Structural Changes in the SNARE Protein SNAP&25 by PH and Ionic Strength

Abstract

The SNARE protein SNAP-25 plays a critical role in neuronal exocytosis by providing 2 of the 4 helical regions (SNARE domains) that form a coiled-coil quaternary structure. SNAP-25B contains four cysteines, one tryptophan, and one tyrosine all found in the linker region. Using Circular Dichroism to measure the secondary structure of SNAP-25B, we observe significant structural changes with pH and ionic strength. Three fundamental structures are observed: alpha helix, random coil, and beta sheet. The alpha helix and random coil have been observed previously, but the beta sheet (which is red-shifted to ∼229nm) is observed at pH5.5 and >75mM salt (NaF).
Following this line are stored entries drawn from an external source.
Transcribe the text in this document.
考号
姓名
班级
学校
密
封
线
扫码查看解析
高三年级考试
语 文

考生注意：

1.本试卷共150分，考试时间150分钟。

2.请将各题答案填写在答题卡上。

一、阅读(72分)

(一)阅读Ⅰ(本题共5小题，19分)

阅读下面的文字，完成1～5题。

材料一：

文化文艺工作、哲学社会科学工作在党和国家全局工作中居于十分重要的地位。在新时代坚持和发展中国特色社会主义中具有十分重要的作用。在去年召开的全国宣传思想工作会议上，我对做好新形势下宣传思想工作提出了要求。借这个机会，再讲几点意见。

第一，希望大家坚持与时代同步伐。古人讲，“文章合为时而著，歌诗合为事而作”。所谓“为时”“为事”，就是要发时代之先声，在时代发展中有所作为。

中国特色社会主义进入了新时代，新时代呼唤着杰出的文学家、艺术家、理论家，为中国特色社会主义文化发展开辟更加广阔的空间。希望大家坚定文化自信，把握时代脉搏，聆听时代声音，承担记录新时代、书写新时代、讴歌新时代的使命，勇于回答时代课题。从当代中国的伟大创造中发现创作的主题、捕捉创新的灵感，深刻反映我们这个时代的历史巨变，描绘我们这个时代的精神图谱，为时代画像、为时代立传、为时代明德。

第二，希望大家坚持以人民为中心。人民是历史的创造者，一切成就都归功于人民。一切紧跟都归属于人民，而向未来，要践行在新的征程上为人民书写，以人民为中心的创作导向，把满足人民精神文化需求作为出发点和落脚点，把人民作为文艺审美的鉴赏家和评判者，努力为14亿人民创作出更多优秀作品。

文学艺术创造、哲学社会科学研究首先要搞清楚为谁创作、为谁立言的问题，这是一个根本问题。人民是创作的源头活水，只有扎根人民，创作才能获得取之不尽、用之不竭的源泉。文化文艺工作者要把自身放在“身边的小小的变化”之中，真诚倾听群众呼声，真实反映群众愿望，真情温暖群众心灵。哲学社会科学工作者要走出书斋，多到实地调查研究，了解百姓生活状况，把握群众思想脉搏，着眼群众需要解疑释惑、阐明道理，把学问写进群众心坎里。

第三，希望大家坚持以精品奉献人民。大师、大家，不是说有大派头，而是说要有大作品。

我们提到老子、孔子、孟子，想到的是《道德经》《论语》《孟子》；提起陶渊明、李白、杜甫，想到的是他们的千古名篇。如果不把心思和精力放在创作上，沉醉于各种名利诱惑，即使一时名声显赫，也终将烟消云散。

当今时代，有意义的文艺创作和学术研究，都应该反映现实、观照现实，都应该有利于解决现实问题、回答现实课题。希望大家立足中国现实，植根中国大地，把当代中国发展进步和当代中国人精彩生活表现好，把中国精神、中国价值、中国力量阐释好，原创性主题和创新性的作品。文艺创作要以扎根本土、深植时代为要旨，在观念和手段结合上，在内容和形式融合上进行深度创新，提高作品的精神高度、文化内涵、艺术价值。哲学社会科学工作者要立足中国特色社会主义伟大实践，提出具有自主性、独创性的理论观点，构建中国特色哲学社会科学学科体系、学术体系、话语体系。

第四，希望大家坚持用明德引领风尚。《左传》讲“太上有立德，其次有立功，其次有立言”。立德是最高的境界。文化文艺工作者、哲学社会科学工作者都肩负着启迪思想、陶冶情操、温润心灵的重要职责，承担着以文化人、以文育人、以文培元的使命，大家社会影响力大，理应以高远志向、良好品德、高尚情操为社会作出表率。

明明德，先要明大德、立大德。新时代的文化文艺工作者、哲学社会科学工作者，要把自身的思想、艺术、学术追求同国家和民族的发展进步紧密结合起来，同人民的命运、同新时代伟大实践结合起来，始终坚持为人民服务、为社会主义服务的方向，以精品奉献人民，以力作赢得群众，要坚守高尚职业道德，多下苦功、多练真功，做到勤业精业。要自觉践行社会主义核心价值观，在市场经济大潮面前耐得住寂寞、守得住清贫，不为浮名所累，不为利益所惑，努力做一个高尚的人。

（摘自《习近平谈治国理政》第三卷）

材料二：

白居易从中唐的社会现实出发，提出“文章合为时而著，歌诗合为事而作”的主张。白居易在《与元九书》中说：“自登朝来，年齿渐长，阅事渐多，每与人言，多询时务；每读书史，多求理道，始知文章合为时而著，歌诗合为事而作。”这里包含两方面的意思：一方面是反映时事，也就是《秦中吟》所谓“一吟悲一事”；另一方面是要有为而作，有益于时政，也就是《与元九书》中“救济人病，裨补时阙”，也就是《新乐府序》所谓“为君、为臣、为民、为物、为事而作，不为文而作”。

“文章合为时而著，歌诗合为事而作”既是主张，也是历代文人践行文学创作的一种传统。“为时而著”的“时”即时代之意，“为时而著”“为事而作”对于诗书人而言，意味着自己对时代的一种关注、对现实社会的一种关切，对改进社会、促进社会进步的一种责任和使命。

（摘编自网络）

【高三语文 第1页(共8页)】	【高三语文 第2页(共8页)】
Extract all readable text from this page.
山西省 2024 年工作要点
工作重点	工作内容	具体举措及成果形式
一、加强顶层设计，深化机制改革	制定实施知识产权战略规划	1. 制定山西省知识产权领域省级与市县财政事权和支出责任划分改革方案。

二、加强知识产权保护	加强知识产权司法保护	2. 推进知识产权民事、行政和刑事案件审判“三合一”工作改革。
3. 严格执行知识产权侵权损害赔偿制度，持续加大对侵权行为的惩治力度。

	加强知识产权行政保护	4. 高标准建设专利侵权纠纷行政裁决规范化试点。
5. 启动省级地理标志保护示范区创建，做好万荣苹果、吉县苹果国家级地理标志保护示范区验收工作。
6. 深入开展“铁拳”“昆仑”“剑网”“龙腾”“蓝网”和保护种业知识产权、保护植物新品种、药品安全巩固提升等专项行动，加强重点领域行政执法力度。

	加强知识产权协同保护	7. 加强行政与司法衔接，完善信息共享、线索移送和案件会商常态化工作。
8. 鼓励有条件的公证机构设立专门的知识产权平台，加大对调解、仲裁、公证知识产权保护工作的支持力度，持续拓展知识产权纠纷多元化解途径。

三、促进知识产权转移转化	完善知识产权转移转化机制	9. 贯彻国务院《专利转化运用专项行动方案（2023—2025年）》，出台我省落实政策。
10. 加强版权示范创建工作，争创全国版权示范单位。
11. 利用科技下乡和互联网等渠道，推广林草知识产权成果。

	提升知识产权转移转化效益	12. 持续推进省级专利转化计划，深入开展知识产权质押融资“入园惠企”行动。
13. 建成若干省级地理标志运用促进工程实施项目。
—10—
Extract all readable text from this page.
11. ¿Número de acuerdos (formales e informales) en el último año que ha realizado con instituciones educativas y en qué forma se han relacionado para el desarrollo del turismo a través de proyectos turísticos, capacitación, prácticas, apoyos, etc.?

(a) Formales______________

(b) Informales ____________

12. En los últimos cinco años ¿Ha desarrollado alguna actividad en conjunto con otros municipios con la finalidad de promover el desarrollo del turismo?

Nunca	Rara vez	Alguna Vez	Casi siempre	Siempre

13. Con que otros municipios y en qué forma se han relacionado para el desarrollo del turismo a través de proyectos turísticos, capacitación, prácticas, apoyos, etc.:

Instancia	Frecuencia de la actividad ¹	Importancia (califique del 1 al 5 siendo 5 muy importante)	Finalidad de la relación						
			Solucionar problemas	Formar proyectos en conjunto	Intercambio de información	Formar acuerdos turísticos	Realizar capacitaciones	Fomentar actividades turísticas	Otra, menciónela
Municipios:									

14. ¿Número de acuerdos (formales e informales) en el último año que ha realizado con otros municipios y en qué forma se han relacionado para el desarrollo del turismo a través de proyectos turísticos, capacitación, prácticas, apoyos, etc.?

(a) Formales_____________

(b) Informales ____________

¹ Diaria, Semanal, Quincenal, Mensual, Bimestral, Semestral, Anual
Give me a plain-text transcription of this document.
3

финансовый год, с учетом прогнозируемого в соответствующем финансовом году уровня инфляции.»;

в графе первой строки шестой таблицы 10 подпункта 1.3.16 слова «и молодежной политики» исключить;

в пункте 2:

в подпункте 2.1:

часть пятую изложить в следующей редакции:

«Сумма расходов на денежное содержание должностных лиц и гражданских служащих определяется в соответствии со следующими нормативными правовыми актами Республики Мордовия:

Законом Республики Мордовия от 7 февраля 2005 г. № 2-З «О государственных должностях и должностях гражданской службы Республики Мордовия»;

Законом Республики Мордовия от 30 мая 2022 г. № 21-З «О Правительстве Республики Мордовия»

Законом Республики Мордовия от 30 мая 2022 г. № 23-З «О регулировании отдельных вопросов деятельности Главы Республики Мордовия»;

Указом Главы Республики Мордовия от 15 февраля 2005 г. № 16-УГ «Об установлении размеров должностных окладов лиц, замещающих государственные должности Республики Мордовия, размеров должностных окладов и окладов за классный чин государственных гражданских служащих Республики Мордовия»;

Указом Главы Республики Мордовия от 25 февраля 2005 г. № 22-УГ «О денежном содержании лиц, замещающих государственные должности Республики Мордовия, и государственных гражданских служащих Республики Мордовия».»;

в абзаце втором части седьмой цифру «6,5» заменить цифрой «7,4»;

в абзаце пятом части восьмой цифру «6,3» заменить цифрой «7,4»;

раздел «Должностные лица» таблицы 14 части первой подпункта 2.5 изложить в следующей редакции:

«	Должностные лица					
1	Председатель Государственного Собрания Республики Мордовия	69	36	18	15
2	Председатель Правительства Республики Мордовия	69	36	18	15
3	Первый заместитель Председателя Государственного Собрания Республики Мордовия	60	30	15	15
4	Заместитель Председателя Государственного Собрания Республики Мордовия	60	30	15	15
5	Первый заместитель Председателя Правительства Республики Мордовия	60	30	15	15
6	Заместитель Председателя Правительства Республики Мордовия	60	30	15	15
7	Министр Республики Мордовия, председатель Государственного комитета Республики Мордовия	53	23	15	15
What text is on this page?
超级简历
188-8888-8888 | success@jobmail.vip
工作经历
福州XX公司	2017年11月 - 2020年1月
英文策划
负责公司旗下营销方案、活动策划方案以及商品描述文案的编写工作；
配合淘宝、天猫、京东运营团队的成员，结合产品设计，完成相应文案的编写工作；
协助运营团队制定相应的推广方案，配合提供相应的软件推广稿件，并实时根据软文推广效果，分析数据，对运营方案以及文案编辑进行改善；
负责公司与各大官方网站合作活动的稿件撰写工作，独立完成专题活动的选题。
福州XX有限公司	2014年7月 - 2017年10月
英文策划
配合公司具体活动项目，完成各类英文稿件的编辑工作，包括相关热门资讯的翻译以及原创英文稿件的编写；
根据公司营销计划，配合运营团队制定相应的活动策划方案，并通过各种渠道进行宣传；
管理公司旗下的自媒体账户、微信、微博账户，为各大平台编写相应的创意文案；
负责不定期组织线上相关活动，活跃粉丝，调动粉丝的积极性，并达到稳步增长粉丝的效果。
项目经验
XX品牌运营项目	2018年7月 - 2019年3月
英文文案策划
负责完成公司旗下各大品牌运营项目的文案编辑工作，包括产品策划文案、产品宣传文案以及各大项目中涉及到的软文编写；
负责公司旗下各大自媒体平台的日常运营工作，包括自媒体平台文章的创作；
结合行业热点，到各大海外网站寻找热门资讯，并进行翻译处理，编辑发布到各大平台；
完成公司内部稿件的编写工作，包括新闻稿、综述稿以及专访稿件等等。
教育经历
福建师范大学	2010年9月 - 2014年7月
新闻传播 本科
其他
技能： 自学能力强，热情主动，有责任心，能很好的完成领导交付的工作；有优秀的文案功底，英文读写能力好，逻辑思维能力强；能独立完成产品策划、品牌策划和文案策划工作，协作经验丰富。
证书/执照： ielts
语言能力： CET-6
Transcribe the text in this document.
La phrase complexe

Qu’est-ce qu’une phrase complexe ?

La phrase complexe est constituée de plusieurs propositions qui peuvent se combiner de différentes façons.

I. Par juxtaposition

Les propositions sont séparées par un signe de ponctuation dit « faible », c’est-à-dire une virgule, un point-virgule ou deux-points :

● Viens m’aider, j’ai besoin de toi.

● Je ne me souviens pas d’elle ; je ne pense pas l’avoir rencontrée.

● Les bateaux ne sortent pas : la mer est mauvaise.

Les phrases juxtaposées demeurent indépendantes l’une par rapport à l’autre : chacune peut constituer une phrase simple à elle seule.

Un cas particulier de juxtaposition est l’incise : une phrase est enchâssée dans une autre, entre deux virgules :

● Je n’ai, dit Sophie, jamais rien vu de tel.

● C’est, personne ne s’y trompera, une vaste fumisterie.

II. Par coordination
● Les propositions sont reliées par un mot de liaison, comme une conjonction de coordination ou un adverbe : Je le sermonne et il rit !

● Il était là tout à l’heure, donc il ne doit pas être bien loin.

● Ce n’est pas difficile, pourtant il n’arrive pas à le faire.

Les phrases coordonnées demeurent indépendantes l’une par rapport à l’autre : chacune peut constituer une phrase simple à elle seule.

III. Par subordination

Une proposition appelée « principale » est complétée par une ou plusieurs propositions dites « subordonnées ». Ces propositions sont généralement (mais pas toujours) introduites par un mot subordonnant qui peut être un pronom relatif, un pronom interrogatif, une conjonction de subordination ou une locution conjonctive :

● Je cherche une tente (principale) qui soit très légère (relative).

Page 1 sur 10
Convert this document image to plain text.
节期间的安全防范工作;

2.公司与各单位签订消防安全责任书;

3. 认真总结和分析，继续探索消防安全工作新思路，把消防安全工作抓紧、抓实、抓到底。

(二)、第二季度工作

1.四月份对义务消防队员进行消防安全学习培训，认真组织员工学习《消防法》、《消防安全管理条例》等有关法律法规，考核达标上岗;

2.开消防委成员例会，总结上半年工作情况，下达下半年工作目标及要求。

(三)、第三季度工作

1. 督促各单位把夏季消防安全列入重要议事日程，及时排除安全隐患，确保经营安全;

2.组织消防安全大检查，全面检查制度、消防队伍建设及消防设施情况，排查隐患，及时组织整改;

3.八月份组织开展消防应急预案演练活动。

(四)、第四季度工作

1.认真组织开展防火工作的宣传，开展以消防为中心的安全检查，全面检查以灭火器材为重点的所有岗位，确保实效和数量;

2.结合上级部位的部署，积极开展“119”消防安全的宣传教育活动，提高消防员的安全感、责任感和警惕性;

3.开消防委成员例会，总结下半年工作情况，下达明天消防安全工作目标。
The beta-sheet is reversibly changed into alpha helix at pH9. Using the fluorescent signal from tryptophan and tyrosine, an increase in pH reversibly changes the peak emission with a pK of ∼8.5, similar to the expected pKa for the sulfhydryl of cysteine. Replacing all cysteines with serines prevents this shift. The conformational changes observed above may lead to a change in accessibility of the 4 cysteines in SNAP-25B linker. Consistent with this hypothesis, we observe that decreasing ionic strength varies the number of cysteines accessible for labeling with a Biotin-maleimide tag technique developed in our lab (Woodbury et al., 2011. Anal. Biochem. 417:165-173). These data support the hypothesis that the structure of SNAP-25B is sensitive to ionic strength and pH, which may contribute to modulation of exocytosis in vivo.